Transcript: Speech of David Segal at the October 26 Stop Watching Us Rally in Washington DC
The following is my transcription of a speech given by David Segal of Demand Progress at the Stop Watching Us demonstration held in Washington DC on October 26 2013 in opposition to massive government surveillance.
We all know why we’re here today. We’re here because 4 months ago, Americans and the rest of the world were awakened to the fact that parts of our government don’t see the internet and the rest of our communications infrastructure the same way that we do. As we engage in many of the activities that most define our lives, and even our very humanity, as we communicate with friends and loved ones, as we express our hopes and fears, as we plan our lives, as we seek knowledge about our world, as we engage in organizing toward a better world than today, they are watching us. They are collecting data about all of us. They are running algorithms that study all of us.
And sometimes even worse: they seem to think that an open internet is an internet in which our communications are open for their taking. This unconstitutional, unaccountable scraping and storing of our information is doing more than violating our privacy. It is undermining what remains of our ostensible democracy. By definition we simply cannot have the informed citizenry and the informed debate that underpin true democracy if we are kept in the dark, if we are lied to alongside our more conscientious elected officials. We cannot gather and engage in activism without fear that our work will be stymied or that our freedom might even be taken from us.
It’s been said that if information is power, then democracy must require privacy. Or as Senator Frank Church put it more than 40 years ago, when the surveillance powers of the scale of today were completely unimaginable, mass surveillance capabilities “at any time can be turned around on the American people, and no American will have any privacy left. Such is the capability to monitor everything: telephone conversations, telegrams, it doesn’t matter. There will be no place to hide if this government becomes a tyranny, if a dictator takes charge in this country, the technological capacity that the intelligence community has given the government will enable it to impose total tyranny. There would be no way to fight back, because the most careful efforts combined together in resistance to the government, no matter how privately it was done, would be within the reach of the government to know. Such is the capability of this technology. I don’t want to see this country ever cross that bridge.” This was 40 years ago, before the internet existed and before the world wide web existed, before the NSA had powers 1% of the scale they do today.

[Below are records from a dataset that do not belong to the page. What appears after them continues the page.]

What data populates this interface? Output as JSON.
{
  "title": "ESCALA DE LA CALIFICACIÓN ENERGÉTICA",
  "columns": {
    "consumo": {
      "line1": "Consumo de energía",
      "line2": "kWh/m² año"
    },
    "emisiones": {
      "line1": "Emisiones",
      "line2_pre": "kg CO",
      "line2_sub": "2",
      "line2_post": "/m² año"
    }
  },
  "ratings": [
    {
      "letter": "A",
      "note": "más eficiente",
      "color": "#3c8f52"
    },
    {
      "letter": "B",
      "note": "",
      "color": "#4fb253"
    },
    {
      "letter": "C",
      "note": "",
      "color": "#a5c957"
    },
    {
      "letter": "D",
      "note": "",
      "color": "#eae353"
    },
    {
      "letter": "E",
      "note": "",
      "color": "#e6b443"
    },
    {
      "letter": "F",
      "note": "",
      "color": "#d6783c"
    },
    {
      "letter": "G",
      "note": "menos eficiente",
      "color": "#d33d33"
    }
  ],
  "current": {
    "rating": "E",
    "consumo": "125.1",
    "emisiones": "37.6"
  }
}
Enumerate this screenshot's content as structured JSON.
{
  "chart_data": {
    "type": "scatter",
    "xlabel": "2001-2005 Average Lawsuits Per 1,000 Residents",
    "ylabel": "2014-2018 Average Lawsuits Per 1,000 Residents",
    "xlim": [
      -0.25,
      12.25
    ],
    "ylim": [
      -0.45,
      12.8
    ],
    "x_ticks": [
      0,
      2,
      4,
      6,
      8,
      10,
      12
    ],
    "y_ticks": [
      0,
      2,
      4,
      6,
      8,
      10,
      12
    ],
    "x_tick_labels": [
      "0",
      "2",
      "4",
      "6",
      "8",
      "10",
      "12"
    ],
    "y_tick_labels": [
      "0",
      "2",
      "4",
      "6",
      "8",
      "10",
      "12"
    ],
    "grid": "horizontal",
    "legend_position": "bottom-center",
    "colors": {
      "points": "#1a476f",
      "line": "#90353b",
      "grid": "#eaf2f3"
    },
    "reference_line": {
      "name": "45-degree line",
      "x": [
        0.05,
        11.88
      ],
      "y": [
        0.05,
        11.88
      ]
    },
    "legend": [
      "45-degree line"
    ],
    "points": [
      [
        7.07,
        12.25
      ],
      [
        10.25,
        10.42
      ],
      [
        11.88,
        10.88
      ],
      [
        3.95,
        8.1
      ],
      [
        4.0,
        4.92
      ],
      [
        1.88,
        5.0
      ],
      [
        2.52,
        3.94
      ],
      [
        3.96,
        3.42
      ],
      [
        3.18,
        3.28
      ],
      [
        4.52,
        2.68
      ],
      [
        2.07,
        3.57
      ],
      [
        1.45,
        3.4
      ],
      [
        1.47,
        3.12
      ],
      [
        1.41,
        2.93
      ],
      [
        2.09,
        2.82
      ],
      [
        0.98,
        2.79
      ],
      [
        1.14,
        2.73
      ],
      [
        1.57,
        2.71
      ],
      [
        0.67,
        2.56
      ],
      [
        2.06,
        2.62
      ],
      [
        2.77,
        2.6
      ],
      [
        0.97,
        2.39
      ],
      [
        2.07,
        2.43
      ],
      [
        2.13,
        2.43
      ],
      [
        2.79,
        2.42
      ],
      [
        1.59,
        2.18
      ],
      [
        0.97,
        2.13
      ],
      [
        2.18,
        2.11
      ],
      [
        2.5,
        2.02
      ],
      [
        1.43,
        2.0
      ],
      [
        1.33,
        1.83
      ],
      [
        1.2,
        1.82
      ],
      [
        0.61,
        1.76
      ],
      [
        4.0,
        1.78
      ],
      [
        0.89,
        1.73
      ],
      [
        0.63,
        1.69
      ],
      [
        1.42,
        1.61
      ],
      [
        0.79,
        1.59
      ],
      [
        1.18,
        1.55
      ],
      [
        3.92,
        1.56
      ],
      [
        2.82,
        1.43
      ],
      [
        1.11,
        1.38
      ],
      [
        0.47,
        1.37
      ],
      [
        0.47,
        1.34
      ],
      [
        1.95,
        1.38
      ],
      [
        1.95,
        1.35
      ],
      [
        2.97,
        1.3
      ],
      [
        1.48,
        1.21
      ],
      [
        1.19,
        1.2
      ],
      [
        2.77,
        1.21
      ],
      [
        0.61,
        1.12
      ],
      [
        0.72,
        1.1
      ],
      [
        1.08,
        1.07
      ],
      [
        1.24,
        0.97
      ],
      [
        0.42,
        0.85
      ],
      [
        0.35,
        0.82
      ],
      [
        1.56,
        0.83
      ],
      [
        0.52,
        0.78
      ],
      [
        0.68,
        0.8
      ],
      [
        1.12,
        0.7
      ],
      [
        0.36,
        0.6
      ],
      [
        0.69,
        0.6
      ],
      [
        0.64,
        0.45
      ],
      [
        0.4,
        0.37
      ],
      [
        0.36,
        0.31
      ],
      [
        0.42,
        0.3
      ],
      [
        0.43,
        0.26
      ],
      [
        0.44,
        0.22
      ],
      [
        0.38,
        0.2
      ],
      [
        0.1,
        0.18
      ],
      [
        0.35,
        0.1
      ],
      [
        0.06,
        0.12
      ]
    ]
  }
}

There is cause to be hopeful. We’ve done some amazing things before the Snowden leaks turned the world’s attention to American surveillance just a few months ago. And we’ll keep doing more. We collected more than a half million signatures that we’re delivering today. We put together more than 80 protests on July 4th. We nearly passed an amendment on data collection through the normally recalcitrant House of Representatives, losing on a 205-to-217 vote. We put the NSA, the military contractors, and their acolytes in the Congress on the defensive.
And now we’re here, by the hundreds, by the thousands, to say that we’re not going to let that fade away, and that we demand that our government stop watching us.
Part of the work of demonstration is to demonstrate — and that means some kind of permanent documentation to the world that these words were spoken, that these thoughts were shared, and that people were there to hear and agree. They were, they were, and they were. They will be heard by more if you share them. Do.